Brussels has proposed an overhaul of EU value added tax (VAT) in an effort to close tax loopholes and eliminate fraud estimated to cost the bloc €50bn ($59bn) annually.
E-commerce giant Amazon will no longer benefit from certain tax advantages if the new VAT proposals become law. The company serves the EU market from a low-tax country, Luxembourg.
The EU Commission also ordered Amazon to repay €250m after ruling that it benefited from illegal and unfair state aid from Luxembourg.
Meanwhile, Apple has come under under scrutiny.
The iPhone maker’s arrangements with Ireland has allowed it to get illegal state aid through special tax loopholes, according to Europe’s competition watchdogs.
The European Commission confirmed plans to take Ireland to court in order to force the country to recover €13bn in what it considers illegal tax benefits from Apple.
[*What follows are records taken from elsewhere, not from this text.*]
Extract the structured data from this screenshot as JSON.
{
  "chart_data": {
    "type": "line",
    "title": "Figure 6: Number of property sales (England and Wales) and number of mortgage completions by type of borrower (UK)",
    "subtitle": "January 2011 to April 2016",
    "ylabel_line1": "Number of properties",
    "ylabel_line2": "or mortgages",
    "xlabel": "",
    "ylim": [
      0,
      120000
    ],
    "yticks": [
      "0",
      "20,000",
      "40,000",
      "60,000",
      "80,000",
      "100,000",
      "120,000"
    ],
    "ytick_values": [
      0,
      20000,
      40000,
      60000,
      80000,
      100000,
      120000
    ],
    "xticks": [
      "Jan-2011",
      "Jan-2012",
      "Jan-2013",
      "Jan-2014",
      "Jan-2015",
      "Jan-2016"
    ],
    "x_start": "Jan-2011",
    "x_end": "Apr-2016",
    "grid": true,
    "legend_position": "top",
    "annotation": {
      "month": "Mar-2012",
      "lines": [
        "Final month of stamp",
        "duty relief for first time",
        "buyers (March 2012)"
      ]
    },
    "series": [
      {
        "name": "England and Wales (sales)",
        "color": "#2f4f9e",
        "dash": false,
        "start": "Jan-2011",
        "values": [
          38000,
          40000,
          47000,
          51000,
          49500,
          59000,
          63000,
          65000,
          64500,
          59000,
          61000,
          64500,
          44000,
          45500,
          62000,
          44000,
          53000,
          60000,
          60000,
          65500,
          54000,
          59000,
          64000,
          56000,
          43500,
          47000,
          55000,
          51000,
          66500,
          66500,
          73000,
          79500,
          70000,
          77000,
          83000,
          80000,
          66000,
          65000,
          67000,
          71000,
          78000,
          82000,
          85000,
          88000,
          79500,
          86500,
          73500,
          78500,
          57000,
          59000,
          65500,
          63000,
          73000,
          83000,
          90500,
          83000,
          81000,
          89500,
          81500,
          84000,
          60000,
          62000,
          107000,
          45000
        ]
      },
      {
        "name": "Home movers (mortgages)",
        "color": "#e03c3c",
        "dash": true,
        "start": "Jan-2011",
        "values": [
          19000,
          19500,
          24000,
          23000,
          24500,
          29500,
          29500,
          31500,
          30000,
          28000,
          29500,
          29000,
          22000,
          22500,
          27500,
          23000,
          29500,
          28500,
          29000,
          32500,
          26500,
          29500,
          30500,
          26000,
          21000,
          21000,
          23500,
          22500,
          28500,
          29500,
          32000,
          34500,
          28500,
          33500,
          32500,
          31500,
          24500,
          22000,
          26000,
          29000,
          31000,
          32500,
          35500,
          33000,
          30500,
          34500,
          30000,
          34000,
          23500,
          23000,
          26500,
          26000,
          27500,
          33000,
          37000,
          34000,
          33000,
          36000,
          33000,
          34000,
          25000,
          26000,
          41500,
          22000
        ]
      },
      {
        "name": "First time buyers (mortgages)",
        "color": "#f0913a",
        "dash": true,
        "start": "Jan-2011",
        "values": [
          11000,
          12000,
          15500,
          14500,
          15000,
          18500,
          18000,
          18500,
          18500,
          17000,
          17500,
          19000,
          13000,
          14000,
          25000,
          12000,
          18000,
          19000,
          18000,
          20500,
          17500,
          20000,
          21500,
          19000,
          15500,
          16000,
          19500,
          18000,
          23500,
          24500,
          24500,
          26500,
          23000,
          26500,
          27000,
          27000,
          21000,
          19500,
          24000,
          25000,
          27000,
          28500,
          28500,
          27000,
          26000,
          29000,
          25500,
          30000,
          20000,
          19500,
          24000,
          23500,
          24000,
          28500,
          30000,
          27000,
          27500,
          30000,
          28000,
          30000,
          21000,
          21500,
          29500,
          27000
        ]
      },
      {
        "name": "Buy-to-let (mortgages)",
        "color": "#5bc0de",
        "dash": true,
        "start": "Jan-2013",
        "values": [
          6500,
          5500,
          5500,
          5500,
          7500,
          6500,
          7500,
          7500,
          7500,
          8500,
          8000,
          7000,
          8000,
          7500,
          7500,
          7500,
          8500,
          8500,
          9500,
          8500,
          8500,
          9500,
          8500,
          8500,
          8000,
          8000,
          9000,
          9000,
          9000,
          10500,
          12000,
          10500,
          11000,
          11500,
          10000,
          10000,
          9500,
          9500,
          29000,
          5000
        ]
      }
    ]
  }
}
Starbucks and Fiat Chrysler were the first companies targeted by the EU in 2015 to repay as much as €30m each to the Netherlands and Luxembourg respectively.
Pierre Moscovici, the EU commissioner for tax, said in Strasbourg:
EU VAT rates are a quarter of a century old and no longer fit for purpose. Fraud today is not something citizens can accept any more, [particularly] when it finances organised crime and terrorists.
The aim of the new regulations is to crack down on companies generating VAT revenues from cross-border sales instead of paying them to the local government where they sell their goods or services.
The proposed legislative changes would put an end to companies’ ability to avoid paying tax by basing themselves in countries with low VAT rates.
The EU Commission wrote in a document seen by Reuters:
With goods and services being taxed in the member state of destination, suppliers derive no significant benefit from being established in a lower-rate member state.
Luxembourg and Malta currently apply the lowest VAT standard rates across the 28-country EU on most products.
Some countries, including both Luxembourg and Ireland, also charge a super-reduced VAT rate for particular goods.
What next for EU VAT rates?
The EU collects €1tn in VAT each year, the equivalent of seven percent of the bloc’s gross domestic product.
While European officials believe that €50bn is lost every year to cross-border fraud, Europol, the EU crime agency, estimates the figure is twice as much.
Moscovici, estimating that EU companies will save €1bn in administrative costs annually under the new policy, said:
The new rules have two objectives: to prevent fraud and to simplify the lives of companies in the union. By the end of the year Brussels will also propose new measures on VAT to “tackle the loopholes in the importation system.
Legislative proposals on tax issues require the support of all 28 EU states to become enshrined in law, unless the commission uses its extraordinary powers to allow majority-based decisions.